No hay pétalos de flores en ningún lado, no hay plumas, no hay hojas. Es solo piso de madera. No hay ruido tampoco. Abel trabajaba como veterinario en un lugar local, ya no tenía tiempo de lidiar con tantas aves y plantas, y aunque Adrien lo intentó aprovechando que él pasaba en casa encargándose de sus inversiones y acciones con el paso de los años perdió el toque. Ahora el único contacto con las flores que tenía era cuando pasaba frente a su abandonada casa o a la florería a recoger un arreglo para su hermano.
Pero era feliz ahí.
Genuinamente feliz.
No pedía otra cosa.
No necesitaba cuidar de las flores, y Abel no necesitaba cuidar de los pájaros. No necesitaban cuidar del otro tampoco. Solo necesitaban su compañia mutua. No dependían uno del otro, se completaban. No se arrebataban nada, resaltaban los atributos del otro. Peleaban, sí, pero nunca se agredían, ni siquiera verbalmente, Adrien pedía disculpas cuando levantaba la voz sin darse cuenta, y Abel salía de casa cuando se sentía demasiado frustrado; pero no había un solo problema que no hubieran podido solucionar.
"Es porque no tenemos problemas", piensa. Y mira las cartas.
Su situación más difícil era ser una pareja homosexual. Pero aparte de eso eran dos hombres saludables de una buena posición económica, con un techo, comida e ingresos estables. Venían de un historial con problemas mentales, cierto, pero quizás eso era lo que les ayudaba a entenderse mejor: "si no le pregunto no me lo dirá, y si no quiero recibir una respuesta que me moleste es mejor no preguntar", era eso lo que se decía Adrien cada vez que se sentía inseguro, porque era lo mismo que se decía Dri cuando despertaba y veía un cuerpo inmóvil delante suyo. Ninguno preguntaba nada. "¿Quieres hablar de ello?" No. "Bien". Y pasaban a cenar. Ambos eran así.
Isamu no era así, y por eso siempre fue problemático.
Por eso nunca le agradó.
Incluso su espíritu. Se sentaba delante suyo y le sonreía y le preguntaba cómo estaba, y lo confrontaba por cosas pasadas que él ya ni siquiera recordaba bien.
Por eso Isamu, a pesar de ya no estar ahí, se sentía tan vivo.
Abel y él eran solo dos cuerpos reprogramados para dejar de causar problemas vagando uno al lado del otro.
Isamu era un ser vivo que aún muerto se encontraba mejor que él. Porque aún muerto vivía, pensaba.
Él era quien había muerto realmente hace quince años.
Observa las cartas otra vez.
Sinceramente no quería volver a vivir.
Vivir era doloroso.
Sale de la casa y va al patio trasero. Hace una pila de hojas secas y ramitas pequeñas donde acomoda las cartas. Destapa la botella de vodka y rocía el líquido con mucho cuidado en la pequeña pila que ha hecho. Enciende un fósforo y lo arroja. Fuego.
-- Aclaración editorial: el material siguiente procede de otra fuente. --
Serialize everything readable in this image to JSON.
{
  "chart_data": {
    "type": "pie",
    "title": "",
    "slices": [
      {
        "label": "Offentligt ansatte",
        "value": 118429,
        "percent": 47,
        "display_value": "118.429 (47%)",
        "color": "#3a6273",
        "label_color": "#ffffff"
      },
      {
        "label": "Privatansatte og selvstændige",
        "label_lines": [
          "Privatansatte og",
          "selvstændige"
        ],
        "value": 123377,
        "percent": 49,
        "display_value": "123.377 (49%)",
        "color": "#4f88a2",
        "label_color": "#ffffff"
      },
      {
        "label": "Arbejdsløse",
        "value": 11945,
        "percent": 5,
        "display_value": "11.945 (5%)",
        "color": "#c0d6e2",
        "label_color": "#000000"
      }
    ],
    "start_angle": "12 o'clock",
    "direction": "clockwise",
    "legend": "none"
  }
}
Observa las llamas en silencio.
Que fácil se llevaban todo las llamas.
Da un trago a la botella y permanece ahí de pie hasta que aquello no son más cenizas que pronto se las lleva el viento.
Ahora solo espera que el recuerdo de su hermano mayor, el hijo bastardo de su desgraciada madre, se evaporara de la misma forma.
Suspira con fuerza y limpia la sangre de su nariz. Guarda los fósforos en su bolsillo y regresa a su casa. En la entrada se encuentra con Abel, quien regresa con pocas bolsas.
—¿Qué hacías? —le pregunta el de ojos azules, abriendo la puerta.
—Quemé las cartas —se sincera, entrando detrás de él.
—¿Estás bien?
—Sí. Se sintió... liberador.
—Entonces, ¿no las leíste?
Observa a su novio dejar las bolsas en la mesa de centro de la sala. Saca dos empaques de sushi y se sienta en el sofá. Adrien se sienta a su lado y observa la comida.
—No —miente por fin.
—¿Te sientes bien?
—Sí —miente otra vez, sonriendo.
—Me alegro, amor —y le besa la mejilla.
—Me alegro también.
Pero esa también era mentira.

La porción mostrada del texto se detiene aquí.